In a mobile world, enterprise collaboration services can be a double-edged sword. In one instance, these tools...
can consolidate documents that would ordinarily clog email services and bandwidth. At the same time, however, enterprise collaboration services can embody various modes. Mobile phones, for example, can be used for voice communications and texting, while laptops are used for keyboard input and screen sharing.
In some modes, collaboration might happen only through the app, which allows for simultaneous voice and screen sharing. As enterprise collaboration services become more integrated, they'll also spawn more mobile traffic.
Most carriers, however, now allow Wi-Fi calling capabilities, and most apps can be set to communicate only over Wi-Fi. In those instances, the increase in data on the business mobile network will be minimal.
For organizations with pooled data plans with multiple mobile carriers, many calls within the same carrier network don't count against data-plan minutes. Enterprises should be careful with mobile plans that throttle bandwidth after reaching a certain data threshold. This may prevent enterprise collaboration services from working well or working entirely. However, this issue is easily solved by switching to Wi-Fi services, or moving collaboration to a laptop or computer.
For your Wi-Fi network to accommodate enterprise collaboration services and end-user devices, your bandwidth needs will most likely change. You may find the bandwidth previously allocated is simply not enough.

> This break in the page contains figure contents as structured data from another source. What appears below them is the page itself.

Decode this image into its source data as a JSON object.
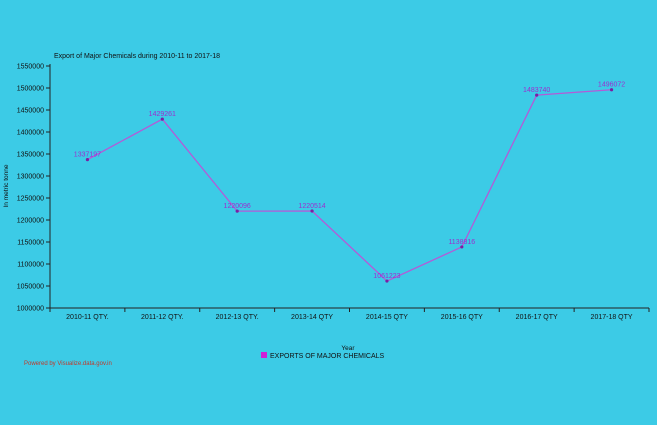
{
  "chart_data": {
    "type": "line",
    "title": "Export of Major Chemicals during 2010-11 to 2017-18",
    "xlabel": "Year",
    "ylabel": "In metric tonne",
    "categories": [
      "2010-11 QTY.",
      "2011-12 QTY.",
      "2012-13 QTY.",
      "2013-14 QTY",
      "2014-15 QTY",
      "2015-16 QTY",
      "2016-17 QTY",
      "2017-18 QTY"
    ],
    "series": [
      {
        "name": "EXPORTS OF MAJOR CHEMICALS",
        "values": [
          1337197,
          1429261,
          1220096,
          1220514,
          1061223,
          1138816,
          1483740,
          1496072
        ]
      }
    ],
    "ylim": [
      1000000,
      1550000
    ],
    "yticks": [
      1000000,
      1050000,
      1100000,
      1150000,
      1200000,
      1250000,
      1300000,
      1350000,
      1400000,
      1450000,
      1500000,
      1550000
    ],
    "grid": false,
    "legend_position": "bottom-center"
  },
  "colors": {
    "background": "#3ccbe6",
    "series_line": "#b45ad8",
    "series_marker": "#7b1fa2",
    "data_label": "#9b2fcf",
    "legend_swatch": "#d11fd6",
    "credit_text": "#c0392b"
  },
  "footer": {
    "credit": "Powered by Visualize.data.gov.in"
  }
}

This issue can be solved by moving to higher-speed Wi-Fi and providing more antennas and channels to support increased collaboration. Remember, each antenna is connected to at least one switch port. Adding an extra antenna can be like doubling the lanes of traffic, if the signals don't interrupt each other. Signal interruptions can be solved by watching channels and making sure their placement will be beneficial to the environment.